The UN Office on Drugs and Crime reported that people injecting drugs and even some harm reduction workers in Dhaka are harassed and routinely arrested by police, with syringe exchange activities technically classified as “abetting” illegal drug use under current laws. This situation “has not translated into legal protection or immunity for service providers, who continue to function under an environment of uncertainty and ambiguity,” said the UNODC.
Mexico: Decriminalization in Name Only?
In 2009, Mexico implemented its Small-Scale Trafficking Law, which decriminalized possession of small amounts of drugs. But in practice, the reform has done little to reduce drug arrests in the country. The thresholds for a “personal use” quantity are set so low that people using drugs are still criminalized for over a half gram of cocaine or five grams of marijuana, and treated as “small-time” traffickers. The Center for Study of Drugs and Rights (CEED) found that in the four years after law’s passage, over 140,000 people were arrested for drug use.
“Our situation is serious because the law is very ambiguous,” Emma Rodriguez Romero, founder of Students for Sensible Drug Policy of Mexico, told Filter. “The use of psychoactive substances is not a crime, but drug cultivation, purchase, distribution, and possession are. Even though there are guidelines for how to define personal use quantities, consumption is seen as a crime, so drug users are treated as criminals.”

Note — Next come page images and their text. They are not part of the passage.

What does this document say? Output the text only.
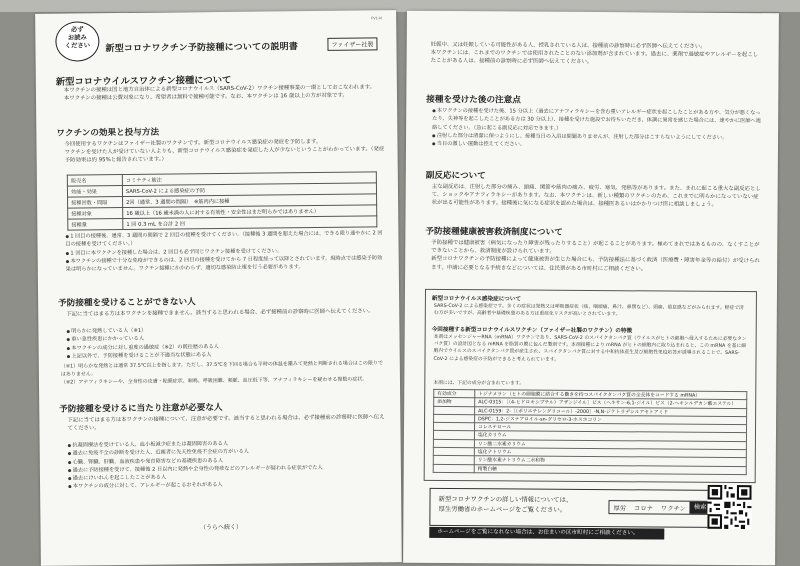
FV1-kl
必ず
お読み
ください	新型コロナワクチン予防接種についての説明書	ファイザー社製
新型コロナウイルスワクチン接種について
本ワクチンの接種は国と地方自治体による新型コロナウイルス（SARS-CoV-2）ワクチン接種事業の一環としておこなわれます。
本ワクチンの接種は公費対象になり、希望者は無料で接種可能です。なお、本ワクチンは 16 歳以上の方が対象です。
ワクチンの効果と投与方法
今回使用するワクチンはファイザー社製のワクチンです。新型コロナウイルス感染症の発症を予防します。
ワクチンを受けた人が受けていない人よりも、新型コロナウイルス感染症を発症した人が少ないということがわかっています。（発症予防効果は約 95%と報告されています。）
販売名	コミナティ筋注
効能・効果	SARS-CoV-2 による感染症の予防
接種回数・間隔	2回（通常、3 週間の間隔）　※筋肉内に接種
接種対象	16 歳以上（16 歳未満の人に対する有効性・安全性はまだ明らかではありません）
接種量	1 回 0.3 mL を合計 2 回
● 1 回目の接種後、通常、3 週間の間隔で 2 回目の接種を受けてください。（接種後 3 週間を超えた場合には、できる限り速やかに 2 回目の接種を受けてください。）
● 1 回目に本ワクチンを接種した場合は、2 回目も必ず同じワクチン接種を受けてください。
● 本ワクチンの接種で十分な免疫ができるのは、2 回目の接種を受けてから 7 日程度経って以降とされています。現時点では感染予防効果は明らかになっていません。ワクチン接種にかかわらず、適切な感染防止策を行う必要があります。
予防接種を受けることができない人
下記に当てはまる方は本ワクチンを接種できません。該当すると思われる場合、必ず接種前の診察時に医師へ伝えてください。
● 明らかに発熱している人（※1）
● 重い急性疾患にかかっている人
● 本ワクチンの成分に対し重度の過敏症（※2）の既往歴のある人
● 上記以外で、予防接種を受けることが不適当な状態にある人
（※1）明らかな発熱とは通常 37.5℃以上を指します。ただし、37.5℃を下回る場合も平時の体温を鑑みて発熱と判断される場合はこの限りではありません。
（※2）アナフィラキシーや、全身性の皮膚・粘膜症状、喘鳴、呼吸困難、頻脈、血圧低下等、アナフィラキシーを疑わせる複数の症状。
予防接種を受けるに当たり注意が必要な人
下記に当てはまる方は本ワクチンの接種について、注意が必要です。該当すると思われる場合は、必ず接種前の診察時に医師へ伝えてください。
● 抗凝固療法を受けている人、血小板減少症または凝固障害のある人
● 過去に免疫不全の診断を受けた人、近親者に先天性免疫不全症の方がいる人
● 心臓、腎臓、肝臓、血液疾患や発育障害などの基礎疾患のある人
● 過去に予防接種を受けて、接種後 2 日以内に発熱や全身性の発疹などのアレルギーが疑われる症状がでた人
● 過去にけいれんを起こしたことがある人
● 本ワクチンの成分に対して、アレルギーが起こるおそれがある人
（うらへ続く）
妊娠中、又は妊娠している可能性がある人、授乳されている人は、接種前の診察時に必ず医師へ伝えてください。
本ワクチンには、これまでのワクチンでは使用されたことのない添加剤が含まれています。過去に、薬剤で過敏症やアレルギーを起こしたことがある人は、接種前の診察時に必ず医師へ伝えてください。
接種を受けた後の注意点
● 本ワクチンの接種を受けた後、15 分以上（過去にアナフィラキシーを含む重いアレルギー症状を起こしたことがある方や、気分が悪くなったり、失神等を起こしたことがある方は 30 分以上）、接種を受けた施設でお待ちいただき、体調に異常を感じた場合には、速やかに医師へ連絡してください。（急に起こる副反応に対応できます。）
● 注射した部分は清潔に保つようにし、接種当日の入浴は問題ありませんが、注射した部分はこすらないようにしてください。
● 当日の激しい運動は控えてください。
副反応について
主な副反応は、注射した部分の痛み、頭痛、関節や筋肉の痛み、疲労、寒気、発熱等があります。また、まれに起こる重大な副反応として、ショックやアナフィラキシーがあります。なお、本ワクチンは、新しい種類のワクチンのため、これまでに明らかになっていない症状が出る可能性があります。接種後に気になる症状を認めた場合は、接種医あるいはかかりつけ医に相談しましょう。
予防接種健康被害救済制度について
予防接種では健康被害（病気になったり障害が残ったりすること）が起こることがあります。極めてまれではあるものの、なくすことができないことから、救済制度が設けられています。
新型コロナワクチンの予防接種によって健康被害が生じた場合にも、予防接種法に基づく救済（医療費・障害年金等の給付）が受けられます。申請に必要となる手続きなどについては、住民票がある市町村にご相談ください。
新型コロナウイルス感染症について
SARS-CoV-2 による感染症です。多くの症状は発熱又は呼吸器症状（咳、咽頭痛、鼻汁、鼻閉など）、頭痛、倦怠感などがみられます。軽症で済む方が多いですが、高齢者や基礎疾患のある方は重症化リスクが高いとされています。
今回接種する新型コロナウイルスワクチン（ファイザー社製のワクチン）の特徴
本剤はメッセンジャーRNA（mRNA）ワクチンであり、SARS-CoV-2 のスパイクタンパク質（ウイルスがヒトの細胞へ侵入するために必要なタンパク質）の設計図となる mRNA を脂質の膜に包んだ製剤です。本剤接種により mRNA がヒトの細胞内に取り込まれると、この mRNA を基に細胞内でウイルスのスパイクタンパク質が産生され、スパイクタンパク質に対する中和抗体産生及び細胞性免疫応答が誘導されることで、SARS-CoV-2 による感染症の予防ができると考えられています。
本剤には、下記の成分が含まれています。
有効成分	トジナメラン（ヒトの細胞膜に結合する働きを持つスパイクタンパク質の全長体をコードする mRNA）
添加物	ALC-0315：［（4-ヒドロキシブチル）アザンジイル］ビス（ヘキサン-6,1-ジイル）ビス（2-ヘキシルデカン酸エステル）
	ALC-0159：2-［（ポリエチレングリコール）-2000］-N,N-ジテトラデシルアセトアミド
	DSPC：1,2-ジステアロイル-sn-グリセロ-3-ホスホコリン
	コレステロール
	塩化カリウム
	リン酸二水素カリウム
	塩化ナトリウム
	リン酸水素ナトリウム二水和物
	精製白糖
新型コロナワクチンの詳しい情報については、
厚生労働省のホームページをご覧ください。	厚労	コロナ	ワクチン	検索
ホームページをご覧になれない場合は、お住まいの区市町村にご相談ください。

Authorities do not faithfully enforce existing laws, Rodriguez Romero continued. “The police abuse their authority and violate the rights of people using drugs,” she said. “They extort them under threat of bringing them before the court, even if their possession is within the personal use amount.” She explained that when police detain people, they often threaten to report a higher quantity of drugs than they actually find to extract payments from detainees.
Emma Rodriguez Romero
Mexico has, however, slowly implemented harm reduction measures over the past few decades, largely driven by the HIV/AIDS epidemic. The first syringe exchange center opened in 1988 in Ciudad Juárez; progress slowed for decades until the second center opened in 2004 in Tijuana. In 2006 the national AIDS prevention body launched a national free syringe program. In 2016, one million syringes were distributed.
International Activist Cooperation
Although progress often happens at local or regional levels, international cooperation, often online but also through events like the conference currently taking place in Porto, is highly valuable for activists. Rodriguez Romero and her allies, for example, are fighting for expanded harm reduction measures in Mexico by partnering with activists from other countries in the region.
It is this grassroots energy that will drive further drug policy reforms—not government bodies.
By working together across national boundaries, drug policy reform activists like Rodriguez Romero can tap into networks of like-minded people in grassroots activism, government and law, academia and business. This facilitates sharing of information and strategies on past successes and failures. International activist alliances can also help connect each other with resources and opportunities like grants, fellowships or donor sources.
“The greatest success my organization has had thus far has been creating the broader network of drug activists in Latin America,” Rodriguez Romero said, “and coordinating the work of young Latinx people seeking change in drug policy in our respective countries. We want to grow this network and bring together thousands of people throughout the Latin American region to create substantive change and end the War on Drugs.”
It is this grassroots activist energy, Avilés agrees, that will drive further drug policy reforms globally—not government bodies. “Civil society is more present, more powerful, and more well -funded than in decades past,” she said. “It has become a powerful actor in international drug policy debates.”